Social media platforms are gaining traction every day, including everything from a post by a friend inducing label envy at dinnertime to expensively produced videos wrought by specialized wine marketing companies. Social media messaging varies extremely widely in its usefulness as well as its credibility. Again, a word to the wise here is to check the source of what you’re seeing with some care -- there’s lots of shiny stuff out there, and it’s good to keep in mind who is doing the shining and what their motivations are.
Finally, the on-premise help that’s available when you’re at the point of sale can be the best -- or potentially the worst -- assistance that you can use when purchasing. There’s no substitute for a shop owner or sommelier who is passionate not only wine but about taking the time to learn something about your tastes, particularly when you’re at the beginning of your wine journey. An association developed with such people can become a long term mutual-beneficial relationship. These folks make it their business to know what they have to offer and how it will best serve you, and often utilize facets of all of the other wine information resources discussed here. Absent an actual person in these situations, a good, hand-written shelf talker provides a quickly accessible vetting.

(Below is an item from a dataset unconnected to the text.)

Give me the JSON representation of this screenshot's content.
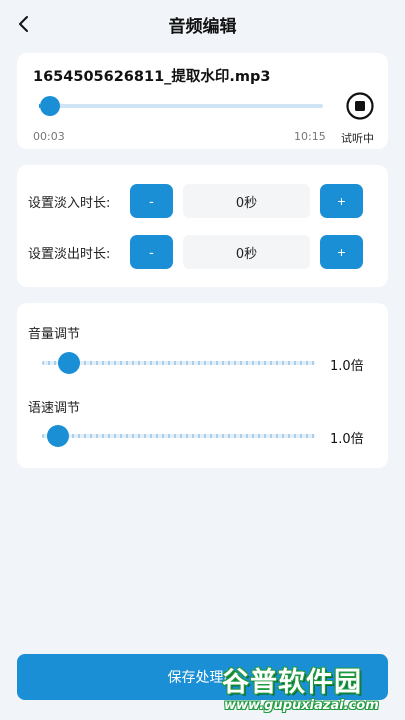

The bottom-line? More information isn’t always good information, though most information can be useful if you keep your guard up regarding levels of expertise and possible conflicts of interest. Looking for converging advice from multiple sources is probably the most reliable information of all for those who are relative novices. As you develop a sense of your own preferences and build a personal inventory of tasting experiences, your need for buying advice will decrease. However, it will never diminish to zero, as nobody can taste even 25% of all the wines released around the world each year, so even experts are constantly on the lookout for good advice from other experts.